From lab convenience to a test factory
Djukic highlights that switching DUTs should not require “massive recabling” or heavy firmware/software updates. Instead, attach the next device, configure, and within minutes run a new scenario. Practically, that means:
- Higher utilization of the PHIL bench across teams
- Faster regressions after firmware changes
- Broader coverage: grid disturbances, PV profiles, battery cycles, and more
Backed by APIs and scripting, that agility evolves a bench into a test factory—one that scales horizontally across DUT variants and vertically across scenario complexity.
Roles and skills: where engineers fit
The environment Djukic describes welcomes multiple skill sets:
- Firmware/embedded (C/C++, bare‑metal, Embedded Linux, TCP/IP)
- FPGA/VHDL for hard real‑time
- Application/GUI (C++, Qt)
- Test automation (Python, Robot)
- Data/backend (gRPC, MySQL)
- Mechanical and power engineering
It’s “never boring,” highly dynamic, with plenty of learning opportunities—and, depending on needs, room for routine tasks if that’s your preference.
Closing thoughts
“EGSTON Power Technology Overview” captures how PHIL becomes practical at scale: high‑bandwidth amplifiers that can play PV, battery, or grid; a modular bench of control PC, real‑time engine, and amplifier; hard real‑time in FPGA, with GUI and APIs on top; and a complete data path from generation to analysis.

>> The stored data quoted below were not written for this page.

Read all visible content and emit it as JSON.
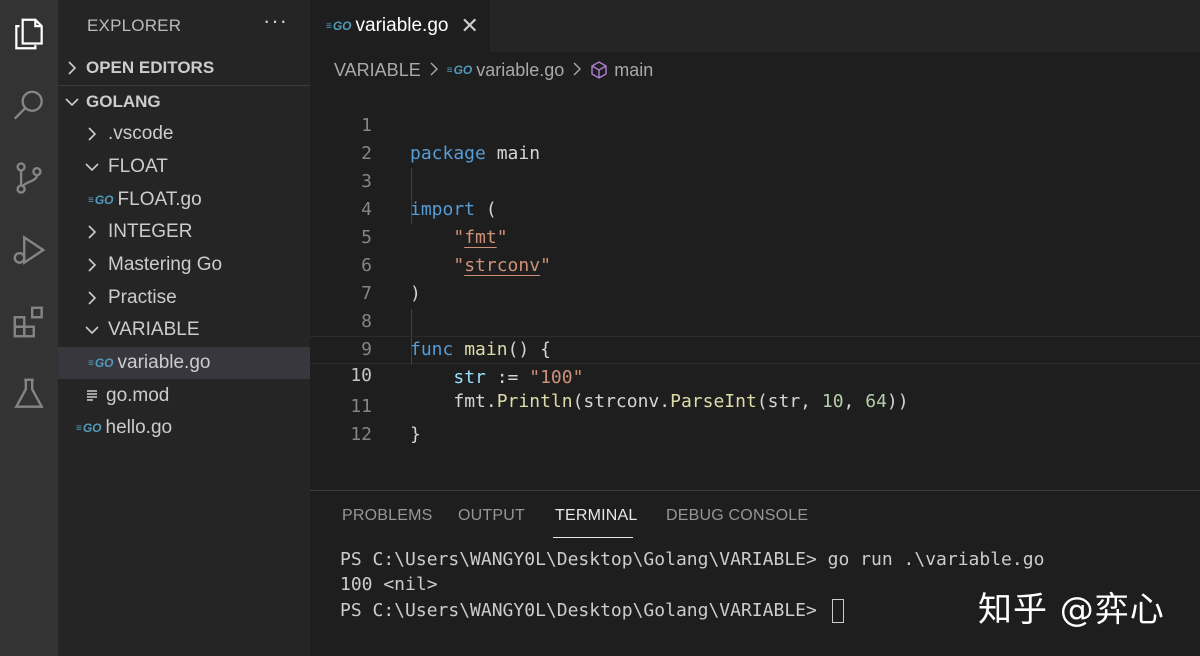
{
  "activity_bar": {
    "items": [
      "explorer-icon",
      "search-icon",
      "source-control-icon",
      "run-debug-icon",
      "extensions-icon",
      "testing-icon"
    ]
  },
  "sidebar": {
    "title": "EXPLORER",
    "more": "···",
    "open_editors": "OPEN EDITORS",
    "workspace": "GOLANG",
    "tree": [
      {
        "label": ".vscode",
        "type": "folder-collapsed"
      },
      {
        "label": "FLOAT",
        "type": "folder-expanded"
      },
      {
        "label": "FLOAT.go",
        "type": "go-file"
      },
      {
        "label": "INTEGER",
        "type": "folder-collapsed"
      },
      {
        "label": "Mastering Go",
        "type": "folder-collapsed"
      },
      {
        "label": "Practise",
        "type": "folder-collapsed"
      },
      {
        "label": "VARIABLE",
        "type": "folder-expanded"
      },
      {
        "label": "variable.go",
        "type": "go-file",
        "selected": true
      },
      {
        "label": "go.mod",
        "type": "mod-file"
      },
      {
        "label": "hello.go",
        "type": "go-file"
      }
    ],
    "go_badge": "GO"
  },
  "editor": {
    "tab_label": "variable.go",
    "tab_close": "✕",
    "breadcrumb": {
      "folder": "VARIABLE",
      "file": "variable.go",
      "symbol": "main"
    },
    "current_line": 10,
    "lines": [
      {
        "n": "1",
        "text": "package main"
      },
      {
        "n": "2",
        "text": ""
      },
      {
        "n": "3",
        "text": "import ("
      },
      {
        "n": "4",
        "text": "    \"fmt\""
      },
      {
        "n": "5",
        "text": "    \"strconv\""
      },
      {
        "n": "6",
        "text": ")"
      },
      {
        "n": "7",
        "text": ""
      },
      {
        "n": "8",
        "text": "func main() {"
      },
      {
        "n": "9",
        "text": "    str := \"100\""
      },
      {
        "n": "10",
        "text": "    fmt.Println(strconv.ParseInt(str, 10, 64))"
      },
      {
        "n": "11",
        "text": "}"
      },
      {
        "n": "12",
        "text": ""
      }
    ]
  },
  "panel": {
    "tabs": [
      "PROBLEMS",
      "OUTPUT",
      "TERMINAL",
      "DEBUG CONSOLE"
    ],
    "active_tab": "TERMINAL",
    "terminal": [
      "PS C:\\Users\\WANGY0L\\Desktop\\Golang\\VARIABLE> go run .\\variable.go",
      "100 <nil>",
      "PS C:\\Users\\WANGY0L\\Desktop\\Golang\\VARIABLE> "
    ]
  },
  "watermark": "知乎 @弈心"
}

The development culture is to iterate continually, adapt the stack, and fold lessons back into products like the Compiso amplifier family.
“We are always trying to continuously improve our approach … to developing firmware in an optimal way.”
For engineers, the message is straightforward: if you want to work where simulation meets real power, PHIL is a compelling space—demanding on timing and reliability, yet rich in modern software, automation, and system‑level design. As an editorial team, we found it a clear, grounded view into how high‑power testing up to 1 MW becomes a software‑defined, repeatable process.